The Supreme Court Bar Association has dropped its case against prominent lawyers over an apology to the Chief Justice of India.

A day after former Attorney General of India K K Venugopal intervened, the Supreme Court Bar Association (SCBA) decided to drop its case against senior attorneys Kapil Sibal and Neeraj Kishan Kaul for apologising on behalf of the SCBA to Chief Justice of India D Y Chandrachud.

“Keeping in mind the letter of Shri K K Venugopal, addressed to the undersigned, and in the larger interest of the Bar, the Executive Committee of SCBA has authorised the undersigned to write a letter to the Bar regarding the Executive Committee’s decision to recall the Notice for the General Body Meeting,” the letter, signed by SCBA president Vikas Singh, stated.

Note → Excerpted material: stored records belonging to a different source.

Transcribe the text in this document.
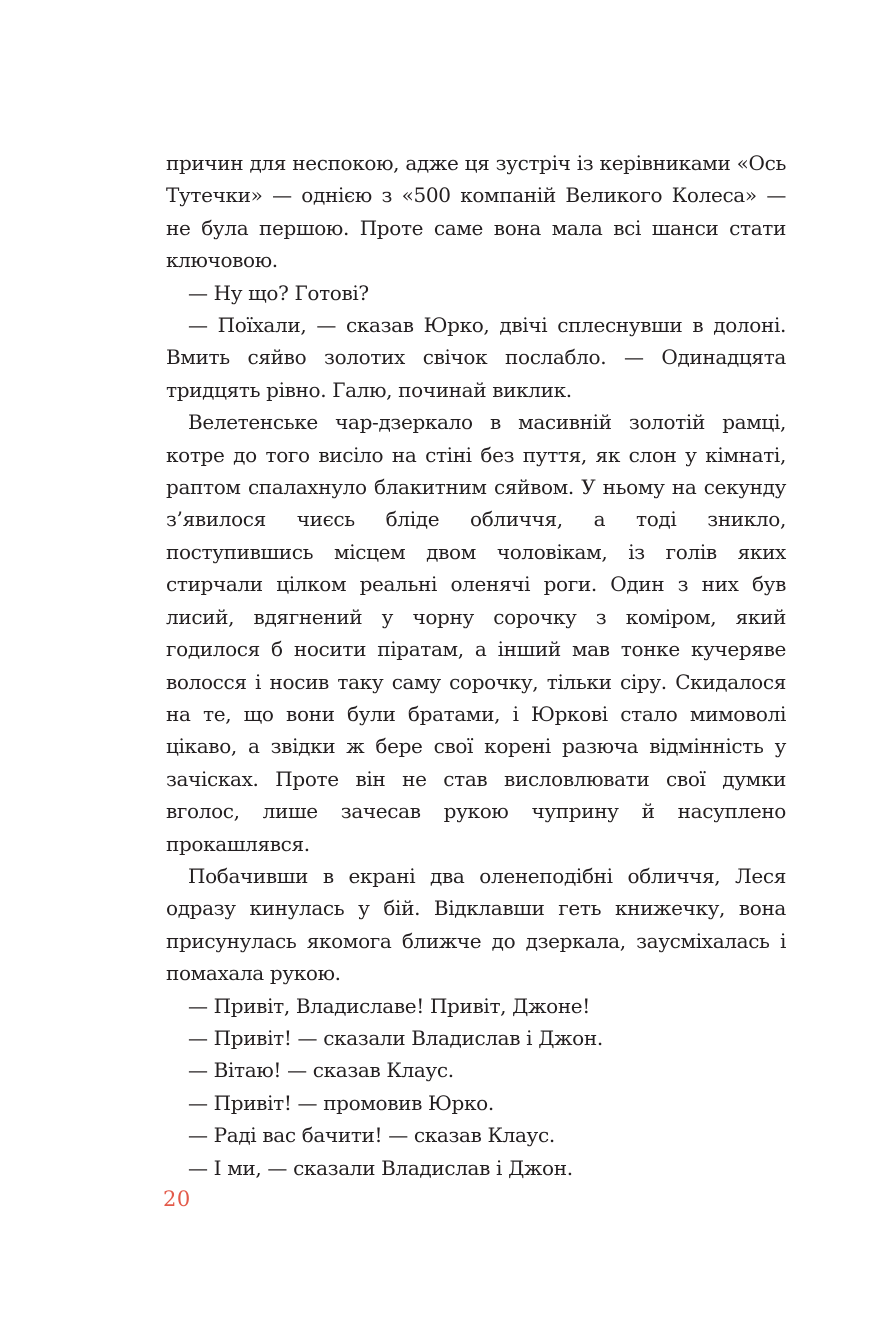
причин для неспокою, адже ця зустріч із керівниками «Ось Тутечки» — однією з «500 компаній Великого Колеса» — не була першою. Проте саме вона мала всі шанси стати ключовою.

— Ну що? Готові?

— Поїхали, — сказав Юрко, двічі сплеснувши в долоні. Вмить сяйво золотих свічок послабло. — Одинадцята тридцять рівно. Галю, починай виклик.

Велетенське чар-дзеркало в масивній золотій рамці, котре до того висіло на стіні без пуття, як слон у кімнаті, раптом спалахнуло блакитним сяйвом. У ньому на секунду з’явилося чиєсь бліде обличчя, а тоді зникло, поступившись місцем двом чоловікам, із голів яких стирчали цілком реальні оленячі роги. Один з них був лисий, вдягнений у чорну сорочку з коміром, який годилося б носити піратам, а інший мав тонке кучеряве волосся і носив таку саму сорочку, тільки сіру. Скидалося на те, що вони були братами, і Юркові стало мимоволі цікаво, а звідки ж бере свої корені разюча відмінність у зачісках. Проте він не став висловлювати свої думки вголос, лише зачесав рукою чуприну й насуплено прокашлявся.

Побачивши в екрані два оленеподібні обличчя, Леся одразу кинулась у бій. Відклавши геть книжечку, вона присунулась якомога ближче до дзеркала, заусміхалась і помахала рукою.

— Привіт, Владиславе! Привіт, Джоне!

— Привіт! — сказали Владислав і Джон.

— Вітаю! — сказав Клаус.

— Привіт! — промовив Юрко.

— Раді вас бачити! — сказав Клаус.

— І ми, — сказали Владислав і Джон.

20
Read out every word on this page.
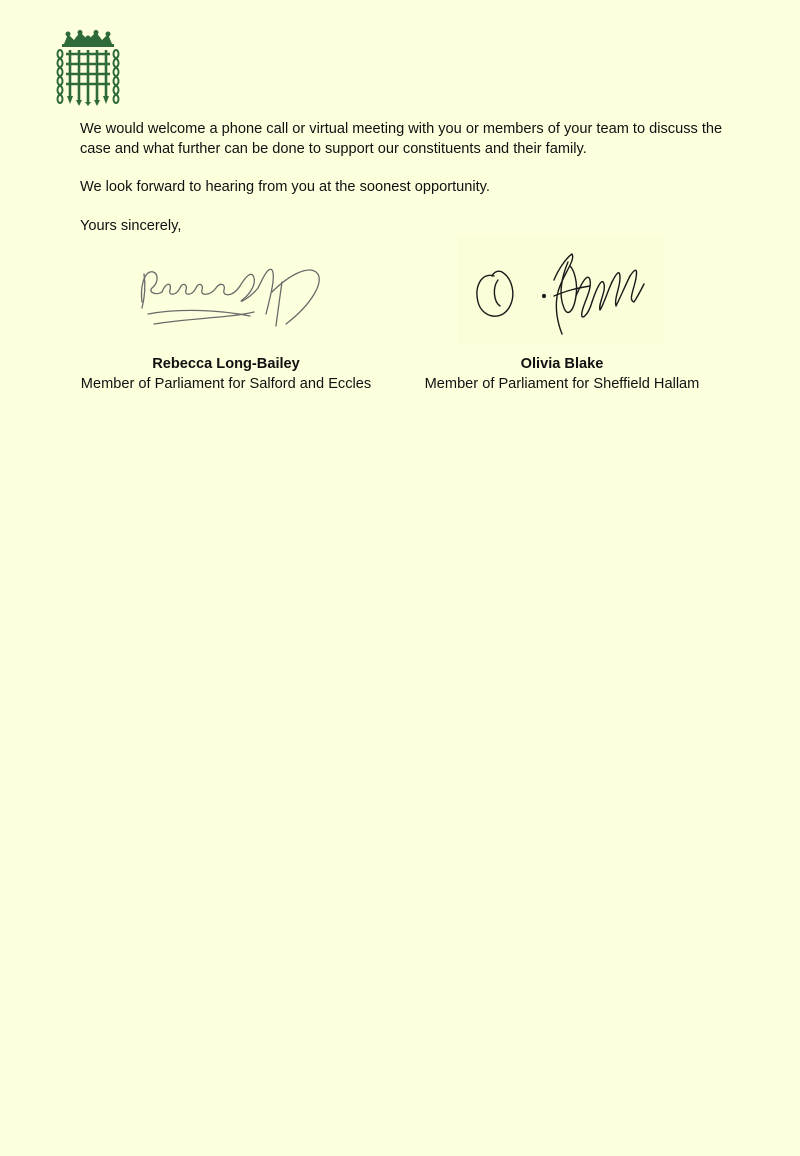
We would welcome a phone call or virtual meeting with you or members of your team to discuss the case and what further can be done to support our constituents and their family.

We look forward to hearing from you at the soonest opportunity.

Yours sincerely,

Rebecca Long-Bailey
Member of Parliament for Salford and Eccles
Olivia Blake
Member of Parliament for Sheffield Hallam
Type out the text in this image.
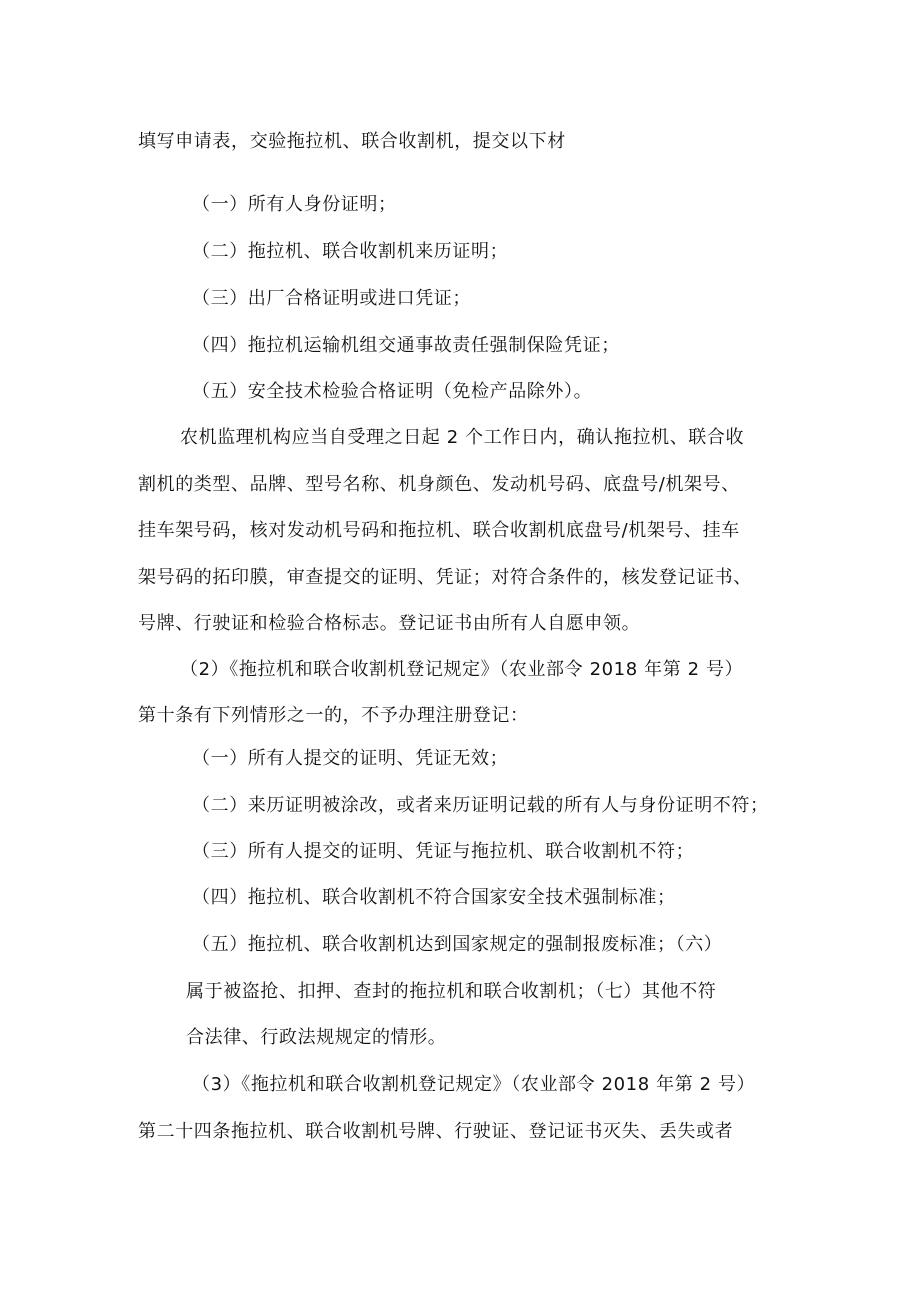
填写申请表，交验拖拉机、联合收割机，提交以下材

（一）所有人身份证明；

（二）拖拉机、联合收割机来历证明；

（三）出厂合格证明或进口凭证；

（四）拖拉机运输机组交通事故责任强制保险凭证；

（五）安全技术检验合格证明（免检产品除外）。

农机监理机构应当自受理之日起 2 个工作日内，确认拖拉机、联合收

割机的类型、品牌、型号名称、机身颜色、发动机号码、底盘号/机架号、

挂车架号码，核对发动机号码和拖拉机、联合收割机底盘号/机架号、挂车

架号码的拓印膜，审查提交的证明、凭证；对符合条件的，核发登记证书、

号牌、行驶证和检验合格标志。登记证书由所有人自愿申领。

（2）《拖拉机和联合收割机登记规定》（农业部令 2018 年第 2 号）

第十条有下列情形之一的，不予办理注册登记：

（一）所有人提交的证明、凭证无效；

（二）来历证明被涂改，或者来历证明记载的所有人与身份证明不符；

（三）所有人提交的证明、凭证与拖拉机、联合收割机不符；

（四）拖拉机、联合收割机不符合国家安全技术强制标准；

（五）拖拉机、联合收割机达到国家规定的强制报废标准；（六）

属于被盗抢、扣押、查封的拖拉机和联合收割机；（七）其他不符

合法律、行政法规规定的情形。

（3）《拖拉机和联合收割机登记规定》（农业部令 2018 年第 2 号）

第二十四条拖拉机、联合收割机号牌、行驶证、登记证书灭失、丢失或者
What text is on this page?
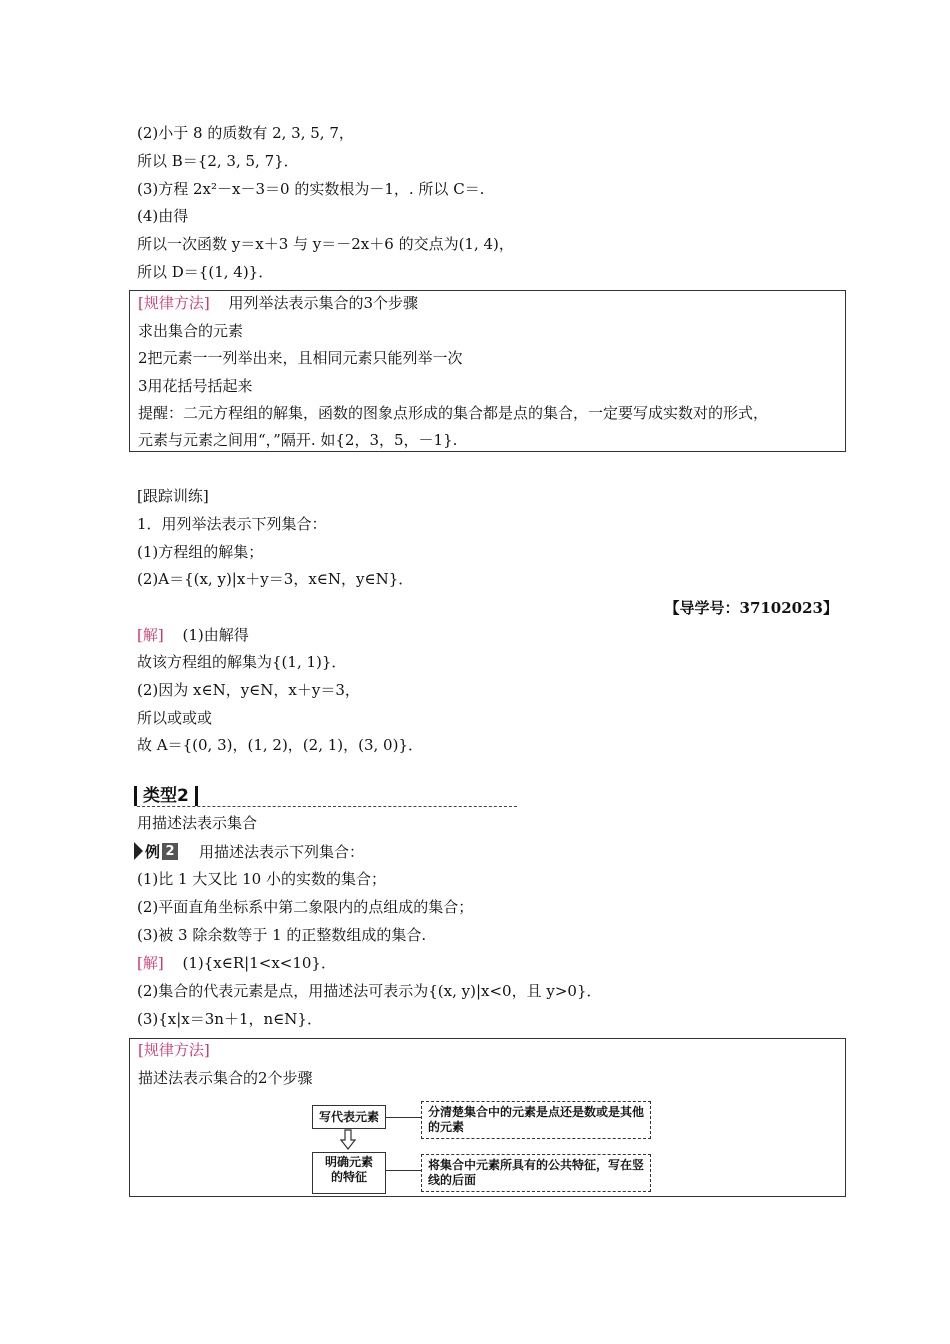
(2)小于 8 的质数有 2, 3, 5, 7，
所以 B＝{2, 3, 5, 7}．
(3)方程 2x²－x－3＝0 的实数根为－1，. 所以 C＝.
(4)由得
所以一次函数 y＝x＋3 与 y＝－2x＋6 的交点为(1, 4)，
所以 D＝{(1, 4)}．
[规律方法] 用列举法表示集合的3个步骤
求出集合的元素
2把元素一一列举出来，且相同元素只能列举一次
3用花括号括起来
提醒：二元方程组的解集，函数的图象点形成的集合都是点的集合，一定要写成实数对的形式，
元素与元素之间用“，”隔开. 如{2，3，5，－1}.
[跟踪训练]
1．用列举法表示下列集合：
(1)方程组的解集；
(2)A＝{(x, y)|x＋y＝3，x∈N，y∈N}．
【导学号：37102023】
[解] (1)由解得
故该方程组的解集为{(1, 1)}．
(2)因为 x∈N，y∈N，x＋y＝3，
所以或或或
故 A＝{(0, 3)，(1, 2)，(2, 1)，(3, 0)}．
类型2
用描述法表示集合
例 2 用描述法表示下列集合：
(1)比 1 大又比 10 小的实数的集合；
(2)平面直角坐标系中第二象限内的点组成的集合；
(3)被 3 除余数等于 1 的正整数组成的集合.
[解] (1){x∈R|1<x<10}．
(2)集合的代表元素是点，用描述法可表示为{(x, y)|x<0，且 y>0}．
(3){x|x＝3n＋1，n∈N}．
[规律方法]
描述法表示集合的2个步骤
写代表元素	分清楚集合中的元素是点还是数或是其他的元素
明确元素
的特征
将集合中元素所具有的公共特征，写在竖线的后面
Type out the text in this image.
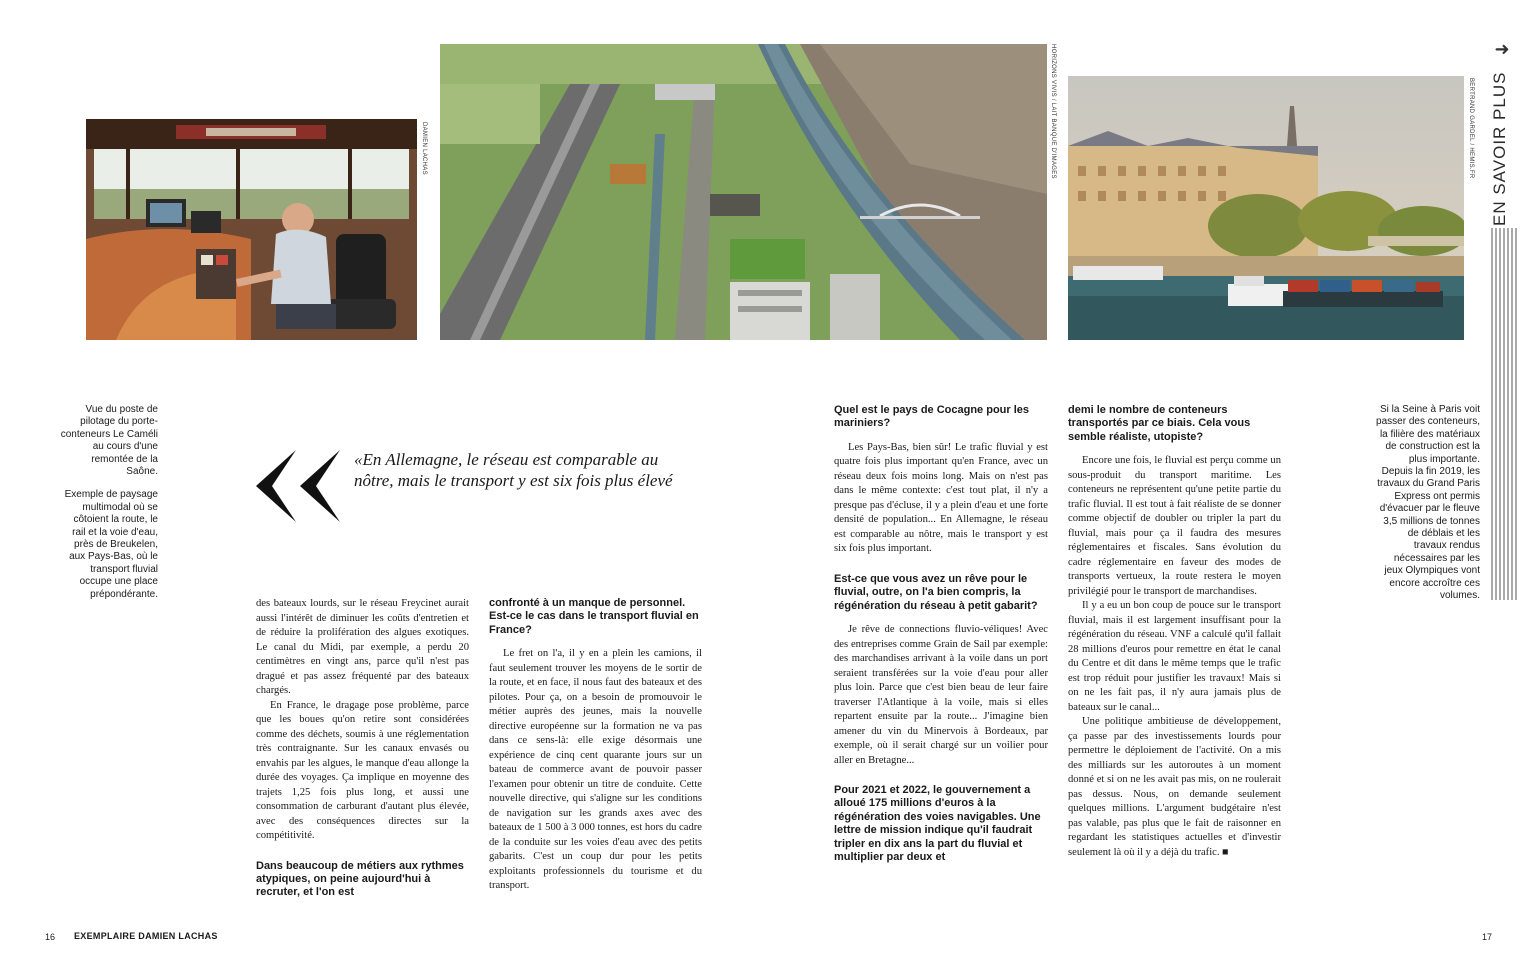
DAMIEN LACHAS	HORIZONS VIVIS / LAIT BANQUE D'IMAGES	BERTRAND GARDEL / HEMIS.FR

Vue du poste de pilotage du porte-conteneurs Le Caméli au cours d'une remontée de la Saône.

Exemple de paysage multimodal où se côtoient la route, le rail et la voie d'eau, près de Breukelen, aux Pays-Bas, où le transport fluvial occupe une place prépondérante.

«En Allemagne, le réseau est comparable au nôtre, mais le transport y est six fois plus élevé

des bateaux lourds, sur le réseau Freycinet aurait aussi l'intérêt de diminuer les coûts d'entretien et de réduire la prolifération des algues exotiques. Le canal du Midi, par exemple, a perdu 20 centimètres en vingt ans, parce qu'il n'est pas dragué et pas assez fréquenté par des bateaux chargés.

En France, le dragage pose problème, parce que les boues qu'on retire sont considérées comme des déchets, soumis à une réglementation très contraignante. Sur les canaux envasés ou envahis par les algues, le manque d'eau allonge la durée des voyages. Ça implique en moyenne des trajets 1,25 fois plus long, et aussi une consommation de carburant d'autant plus élevée, avec des conséquences directes sur la compétitivité.

Dans beaucoup de métiers aux rythmes atypiques, on peine aujourd'hui à recruter, et l'on est
confronté à un manque de personnel. Est-ce le cas dans le transport fluvial en France?

Le fret on l'a, il y en a plein les camions, il faut seulement trouver les moyens de le sortir de la route, et en face, il nous faut des bateaux et des pilotes. Pour ça, on a besoin de promouvoir le métier auprès des jeunes, mais la nouvelle directive européenne sur la formation ne va pas dans ce sens-là: elle exige désormais une expérience de cinq cent quarante jours sur un bateau de commerce avant de pouvoir passer l'examen pour obtenir un titre de conduite. Cette nouvelle directive, qui s'aligne sur les conditions de navigation sur les grands axes avec des bateaux de 1 500 à 3 000 tonnes, est hors du cadre de la conduite sur les voies d'eau avec des petits gabarits. C'est un coup dur pour les petits exploitants professionnels du tourisme et du transport.

Quel est le pays de Cocagne pour les mariniers?

Les Pays-Bas, bien sûr! Le trafic fluvial y est quatre fois plus important qu'en France, avec un réseau deux fois moins long. Mais on n'est pas dans le même contexte: c'est tout plat, il n'y a presque pas d'écluse, il y a plein d'eau et une forte densité de population... En Allemagne, le réseau est comparable au nôtre, mais le transport y est six fois plus important.

Est-ce que vous avez un rêve pour le fluvial, outre, on l'a bien compris, la régénération du réseau à petit gabarit?

Je rêve de connections fluvio-véliques! Avec des entreprises comme Grain de Sail par exemple: des marchandises arrivant à la voile dans un port seraient transférées sur la voie d'eau pour aller plus loin. Parce que c'est bien beau de leur faire traverser l'Atlantique à la voile, mais si elles repartent ensuite par la route... J'imagine bien amener du vin du Minervois à Bordeaux, par exemple, où il serait chargé sur un voilier pour aller en Bretagne...

Pour 2021 et 2022, le gouvernement a alloué 175 millions d'euros à la régénération des voies navigables. Une lettre de mission indique qu'il faudrait tripler en dix ans la part du fluvial et multiplier par deux et
demi le nombre de conteneurs transportés par ce biais. Cela vous semble réaliste, utopiste?

Encore une fois, le fluvial est perçu comme un sous-produit du transport maritime. Les conteneurs ne représentent qu'une petite partie du trafic fluvial. Il est tout à fait réaliste de se donner comme objectif de doubler ou tripler la part du fluvial, mais pour ça il faudra des mesures réglementaires et fiscales. Sans évolution du cadre réglementaire en faveur des modes de transports vertueux, la route restera le moyen privilégié pour le transport de marchandises.

Il y a eu un bon coup de pouce sur le transport fluvial, mais il est largement insuffisant pour la régénération du réseau. VNF a calculé qu'il fallait 28 millions d'euros pour remettre en état le canal du Centre et dit dans le même temps que le trafic est trop réduit pour justifier les travaux! Mais si on ne les fait pas, il n'y aura jamais plus de bateaux sur le canal...

Une politique ambitieuse de développement, ça passe par des investissements lourds pour permettre le déploiement de l'activité. On a mis des milliards sur les autoroutes à un moment donné et si on ne les avait pas mis, on ne roulerait pas dessus. Nous, on demande seulement quelques millions. L'argument budgétaire n'est pas valable, pas plus que le fait de raisonner en regardant les statistiques actuelles et d'investir seulement là où il y a déjà du trafic. ■

Si la Seine à Paris voit passer des conteneurs, la filière des matériaux de construction est la plus importante. Depuis la fin 2019, les travaux du Grand Paris Express ont permis d'évacuer par le fleuve 3,5 millions de tonnes de déblais et les travaux rendus nécessaires par les jeux Olympiques vont encore accroître ces volumes.
➜
EN SAVOIR PLUS
16 EXEMPLAIRE DAMIEN LACHAS	17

The SCBA also alleged that the planned meeting was cancelled because CJI Chandrachud convened a special bench to hear the case concerning the allotment of Supreme Court land for the construction of additional lawyers’ quarters.

On March 2, Singh requested an urgent hearing on the matter, which resulted in CJI Chandrachud instructing him not to raise his voice and to leave the court. Sibal and Kaul, who later came before the CJI’s bench in an unrelated case, apologised to the bench.

“I apologise for what happened this morning. Please accept my apologies. No one of us should cross the Lakshman rekha. “I don’t think the bar should go beyond the bounds of civility,” Sibal had stated.

The apology caused the SCBA to issue a show-cause notice to the senior lawyers for presenting an apology on Vikas Singh’s behalf.

Another resolution submitted by the SCBA was to express sympathy with Singh in his efforts to build their chambers. On March 16, the SCBA was supposed to vote on these resolutions.

On March 14, Venugopal, who has previously served as SCBA president for three terms, wrote to Singh, demanding that both resolutions be withdrawn. Venugopal further reasoned that the apology was provided to “keep cordial ties between the bar and the bench,” and that passing such resolutions could create “factions in the bar” and forever sour the “peaceful relationship” that its members had.